Bu eski kafesin içinde başını boynuna kıstırarak uğrayacağı akibeti düşünüyor gibi görünen zebun kuş para etmiyor. Fakat onun kıymetini bir de bu çocuğa sorarsanız. Büyükanne, torununu bu küçük dilsiz kardeşinden ayrılmaya razı etmek için kimbilir ne vakitsiz bir hayat dersi vermiştir?   Kuş satılmadı. Büyükanne yaşlarla dolu gözlerinin ucu ile torununa bakıyor, çocuk da görünüşte üzgün, fakat küçük yaramaz! Nafile, beni büyükanne gibi aldatamazsın. Hüzün taklidi yaparken gözlerinin içi gülüyor; kuşunu beğenmedikleri için seviniyorsun... Şimdi görürsün!  Kahveci vasıtasıyla Büyük hanımla pazarlığa girişiyorum. Kafesi istediği fiyata satın alıyorum. Büyük hanım, masa üstüne bıraktığım parayı birden bire alamıyor. Ona ağır geliyor. Yalnız içinden beş kuruşu alarak çocuğa veriyor: belli ki aralarında kuşun satılması için anlaşma yapılmış. Büyük hanım benimle maaş meselesini konuşuyor, maksadı söz arasında bu parayı gene farkında olmadan almaktır. Kısa cümlelerle hayatından bahse ediyor.  O kadar konuşuyoruz ki küçüğün uzun bir zaman aramızdan kaybolduğunu farketmiyoruz. O, biraz sonra elinde bir simit ile geliyor. Simitle karnını doyuracaktır.  Paranın yarısıyla da kuşuna yem almıştır. Büyükannesiyle konuşurken onu gözetliyorum.
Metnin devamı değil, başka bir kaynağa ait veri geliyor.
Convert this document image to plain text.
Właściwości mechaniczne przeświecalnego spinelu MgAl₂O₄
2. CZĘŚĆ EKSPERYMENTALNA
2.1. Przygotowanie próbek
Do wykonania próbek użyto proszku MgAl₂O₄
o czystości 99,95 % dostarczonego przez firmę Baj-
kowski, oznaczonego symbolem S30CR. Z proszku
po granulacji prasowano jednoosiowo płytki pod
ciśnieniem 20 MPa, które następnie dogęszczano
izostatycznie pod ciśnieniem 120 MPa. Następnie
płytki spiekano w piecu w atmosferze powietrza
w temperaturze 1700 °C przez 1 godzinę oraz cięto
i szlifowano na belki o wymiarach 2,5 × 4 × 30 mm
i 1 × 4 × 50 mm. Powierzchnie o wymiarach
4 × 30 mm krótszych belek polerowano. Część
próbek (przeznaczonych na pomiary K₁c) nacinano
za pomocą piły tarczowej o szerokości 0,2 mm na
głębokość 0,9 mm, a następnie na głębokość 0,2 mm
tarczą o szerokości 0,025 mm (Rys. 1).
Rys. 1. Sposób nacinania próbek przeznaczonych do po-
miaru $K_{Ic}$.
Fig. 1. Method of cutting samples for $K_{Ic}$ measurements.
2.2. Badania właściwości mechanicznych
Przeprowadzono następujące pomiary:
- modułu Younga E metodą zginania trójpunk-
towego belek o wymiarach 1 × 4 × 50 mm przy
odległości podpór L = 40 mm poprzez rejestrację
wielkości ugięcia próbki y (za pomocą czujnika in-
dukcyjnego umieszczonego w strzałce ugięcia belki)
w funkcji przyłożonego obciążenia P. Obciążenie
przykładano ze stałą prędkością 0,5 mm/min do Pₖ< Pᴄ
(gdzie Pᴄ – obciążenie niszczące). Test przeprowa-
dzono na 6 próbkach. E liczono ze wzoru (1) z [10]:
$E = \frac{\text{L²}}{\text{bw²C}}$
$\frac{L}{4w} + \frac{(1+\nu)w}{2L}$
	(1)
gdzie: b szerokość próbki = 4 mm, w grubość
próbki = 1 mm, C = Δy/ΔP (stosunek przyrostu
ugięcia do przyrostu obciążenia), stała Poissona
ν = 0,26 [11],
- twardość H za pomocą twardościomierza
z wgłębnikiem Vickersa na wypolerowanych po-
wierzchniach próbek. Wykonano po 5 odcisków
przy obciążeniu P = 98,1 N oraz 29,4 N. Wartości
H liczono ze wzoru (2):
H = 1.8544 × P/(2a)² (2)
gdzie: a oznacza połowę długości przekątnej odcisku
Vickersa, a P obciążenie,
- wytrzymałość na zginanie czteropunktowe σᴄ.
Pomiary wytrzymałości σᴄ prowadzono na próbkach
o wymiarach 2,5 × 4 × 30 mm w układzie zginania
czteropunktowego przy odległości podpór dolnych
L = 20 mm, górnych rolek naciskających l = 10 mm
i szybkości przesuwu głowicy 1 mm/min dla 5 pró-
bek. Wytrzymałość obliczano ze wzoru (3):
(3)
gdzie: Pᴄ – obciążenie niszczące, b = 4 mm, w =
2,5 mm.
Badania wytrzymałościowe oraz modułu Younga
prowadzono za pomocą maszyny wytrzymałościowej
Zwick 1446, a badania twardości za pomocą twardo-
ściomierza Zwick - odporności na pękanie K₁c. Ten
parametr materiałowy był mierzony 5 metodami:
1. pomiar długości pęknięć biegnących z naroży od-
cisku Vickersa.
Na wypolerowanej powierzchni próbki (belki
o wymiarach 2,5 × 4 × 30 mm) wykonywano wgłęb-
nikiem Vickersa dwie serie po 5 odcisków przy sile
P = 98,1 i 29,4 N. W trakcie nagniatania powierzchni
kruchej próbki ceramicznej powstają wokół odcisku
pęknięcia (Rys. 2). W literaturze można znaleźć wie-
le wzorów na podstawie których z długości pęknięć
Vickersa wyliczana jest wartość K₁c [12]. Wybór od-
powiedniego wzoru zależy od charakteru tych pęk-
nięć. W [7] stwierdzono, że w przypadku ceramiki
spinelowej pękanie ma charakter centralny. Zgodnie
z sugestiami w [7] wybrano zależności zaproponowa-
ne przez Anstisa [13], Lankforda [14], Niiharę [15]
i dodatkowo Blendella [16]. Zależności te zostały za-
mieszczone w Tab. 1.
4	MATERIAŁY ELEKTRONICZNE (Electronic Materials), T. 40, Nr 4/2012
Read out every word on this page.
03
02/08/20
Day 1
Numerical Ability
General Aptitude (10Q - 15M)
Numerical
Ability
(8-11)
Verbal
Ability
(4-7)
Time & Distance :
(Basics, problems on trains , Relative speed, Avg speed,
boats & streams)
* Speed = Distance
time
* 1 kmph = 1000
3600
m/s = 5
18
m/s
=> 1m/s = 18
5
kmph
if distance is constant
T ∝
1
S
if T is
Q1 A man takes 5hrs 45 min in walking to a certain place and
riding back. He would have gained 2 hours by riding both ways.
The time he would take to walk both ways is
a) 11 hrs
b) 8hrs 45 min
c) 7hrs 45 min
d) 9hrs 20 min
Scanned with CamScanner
Küçük avucuna bir parça yem döküyor, kafese uzatıyor; kuş, belli ki onun elinden yem yemeğe alışmıştır, kafesin telleri arasından gagasını uzatıyor.  Çocuk bu durumdan istifade ederek onu tutmak, dilsiz kardeşinin gagasına bir veda busesi kondurmak istiyor.  Sonra beni eteğimden çekiyor, yaşlarla dolu parlak gözleriyle yüzüme bakarak rica ediyor: - Beyefendi, bu yem sizde kalsın, onu yedirirsiniz, olmaz mı? Yemi aldıktan sonra iade ediyorum: - Yavrum, bu kuşa ben bakamam, onu sana bırakayım da sen bak. Sonra büyüyünce alırım, olmaz mı? Büyük hanım bunu doğru bulmuyor, isyan edecek oluyor. - Büyük hanım, benim küçüğe yadigârım olsun, fakat ne olursa olsun bir daha onu satmamak şartıyla, diyorum.        
Reşat Nuri GÜNTEKİN

Yorumlar

Bu blogdaki popüler yayınlar

Esmaül Hüsna (Arapça- Türkçe) دُعٰٓاءُ اَسْمٰٓاءُ الْحُسْنٰى

Uzun Ömür İçin Dua

Şifa Salavâtı (Salavâtı Tıbbil Kulubi/Salâvatı Tıbbiye)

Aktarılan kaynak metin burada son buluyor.